Allstate offered the underlying plaintiffs’ pleadings as support for its position. The underlying plaintiffs, who were injured by the employee, had alleged the employee’s actions involved an extreme degree of risk and the employee was acting with conscious disregard for others.    Empire offered extrinsic evidence to show the employee had permission to use the repossessed car and additional evidence on the employee’s subjective belief about his permission to use the vehicle. While the court noted the eight-corners rule, it did not disregard the extrinsic evidence. Instead, by adopting an objective test to guage the reasonability of the purported understanding of the driver's permission to use the vehicle, the court held that the subjective belief of the driver in question must be objectively reasonable.  Because the Court found the driver’s testimony failed this test, Allstate’s reliance on the “reasonable belief” exclusion was upheld and Allstate won. 

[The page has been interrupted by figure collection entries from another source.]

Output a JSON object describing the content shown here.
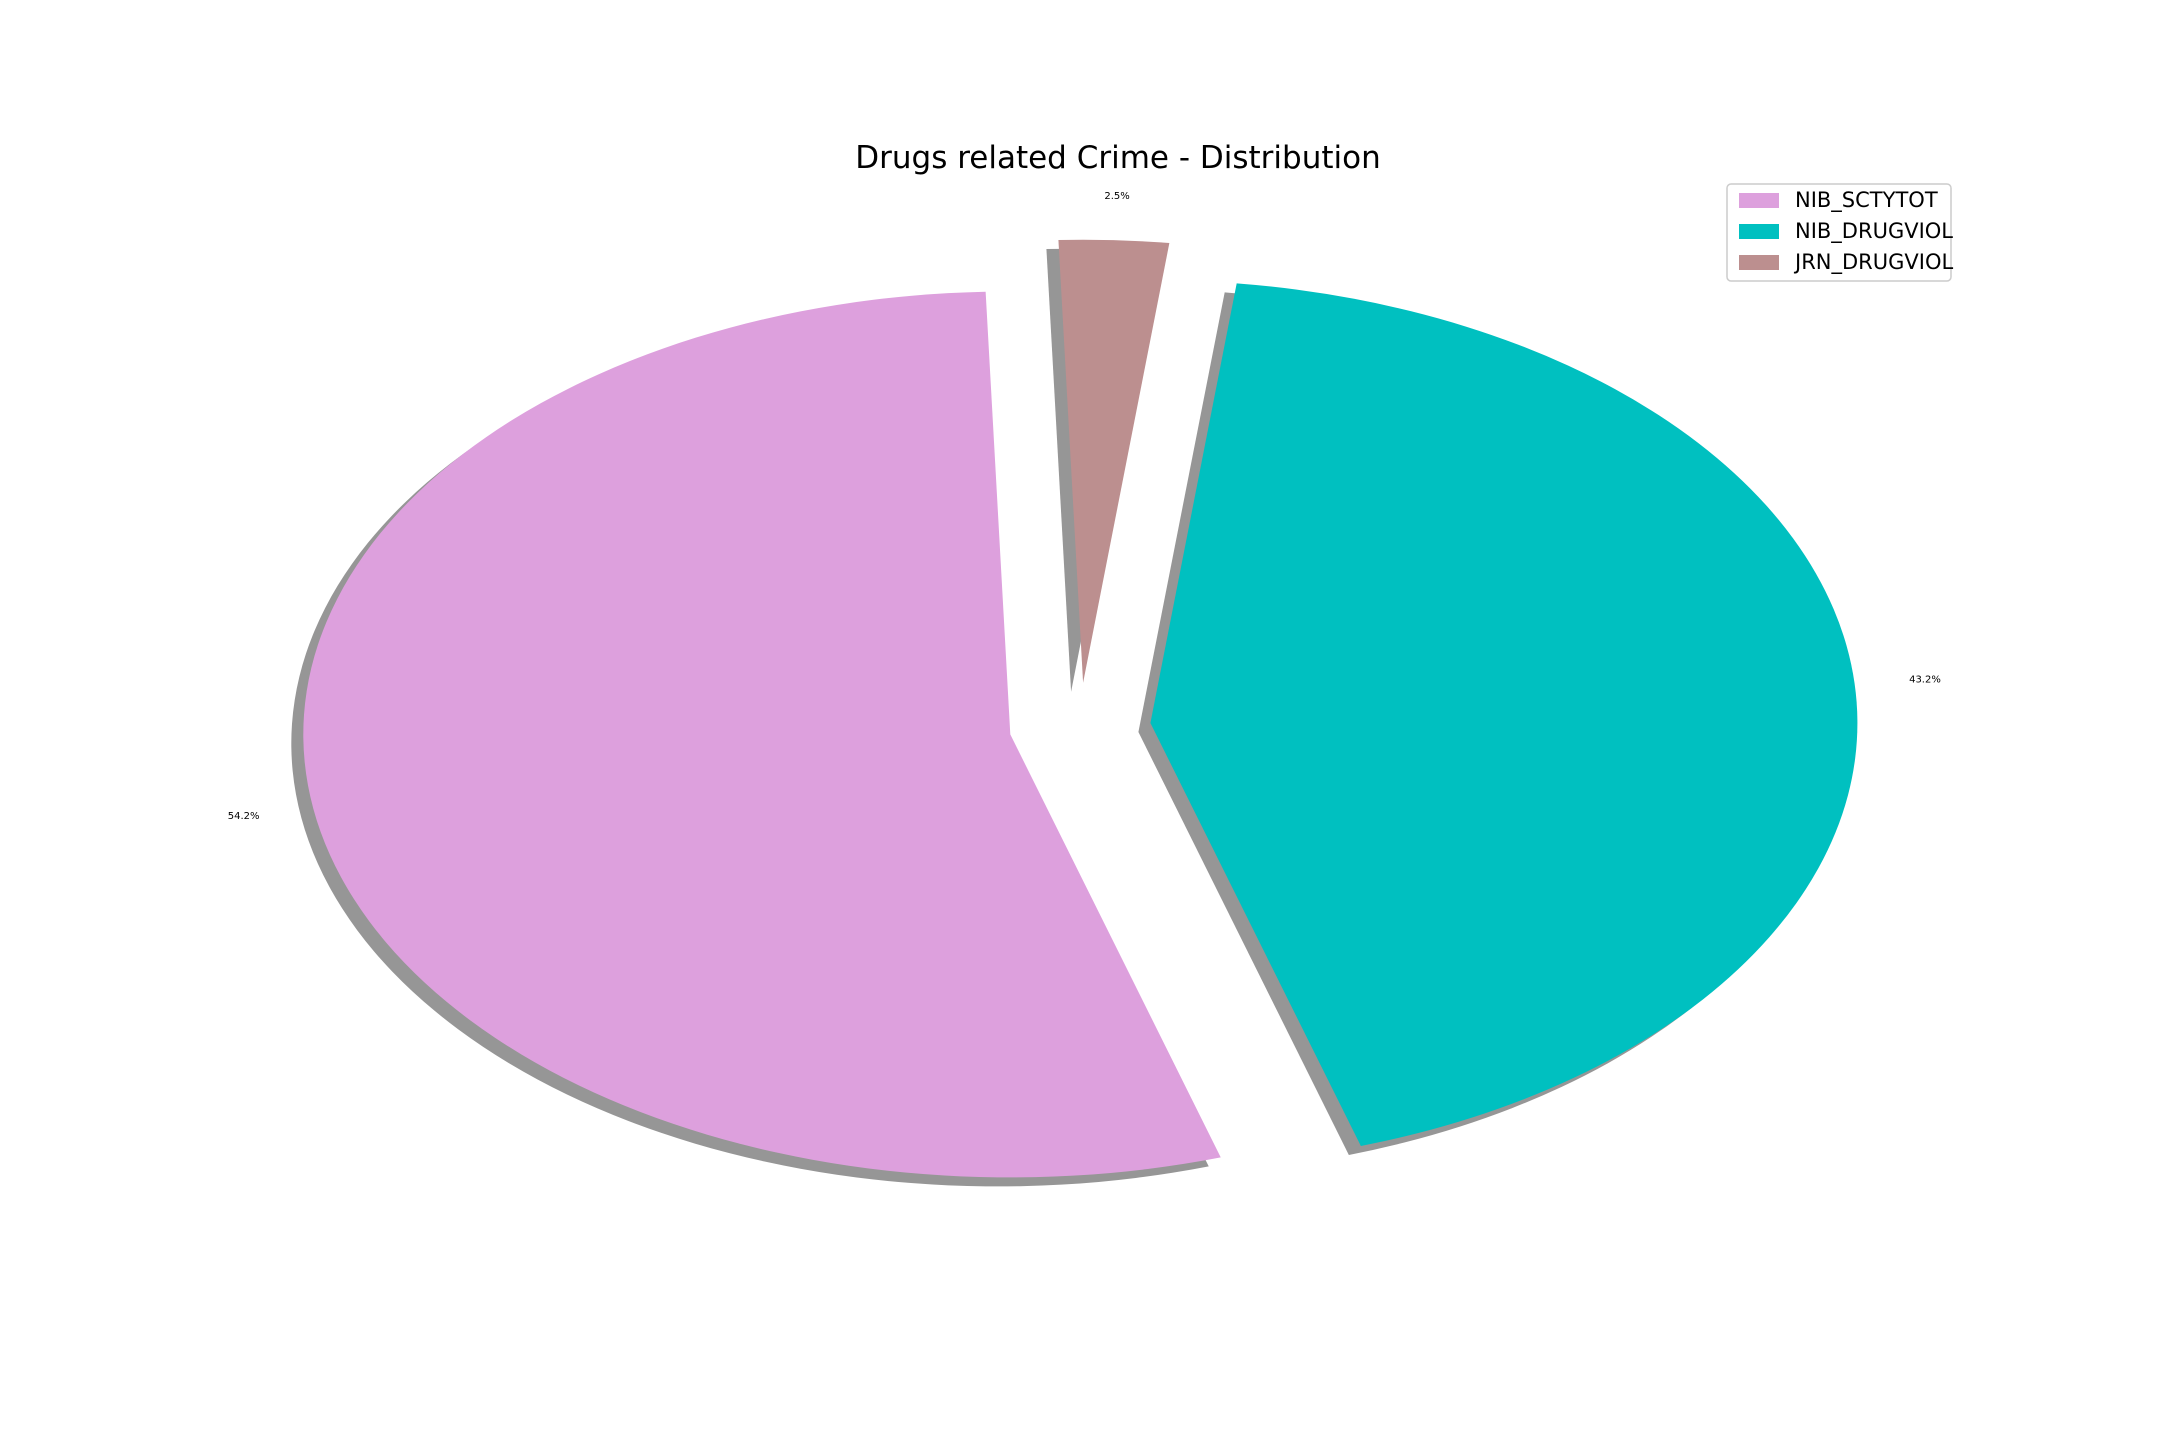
{
  "chart_data": {
    "type": "pie",
    "title": "Drugs related Crime - Distribution",
    "labels": [
      "NIB_SCTYTOT",
      "NIB_DRUGVIOL",
      "JRN_DRUGVIOL"
    ],
    "values": [
      54.2,
      43.2,
      2.5
    ],
    "value_labels": [
      "54.2%",
      "43.2%",
      "2.5%"
    ],
    "colors": [
      "#dda0dd",
      "#00c0c0",
      "#bc8f8f"
    ],
    "explode": true,
    "shadow": true,
    "legend": "top-right"
  }
}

This is an important case because of the ease with which some claimants have abused the reasonable belief/permissive use test. By imposing an objective reasonability standard on an otherwise subjective test, this court  recognized the need to more intensely scrutinize some drivers' alleged belief that their use of the vehicle was permissible. It also demonstrates the Court’s creative use of the eight-corners rule in balancing pleadings from an underlying tort case and the testimony of the parties in a coverage case.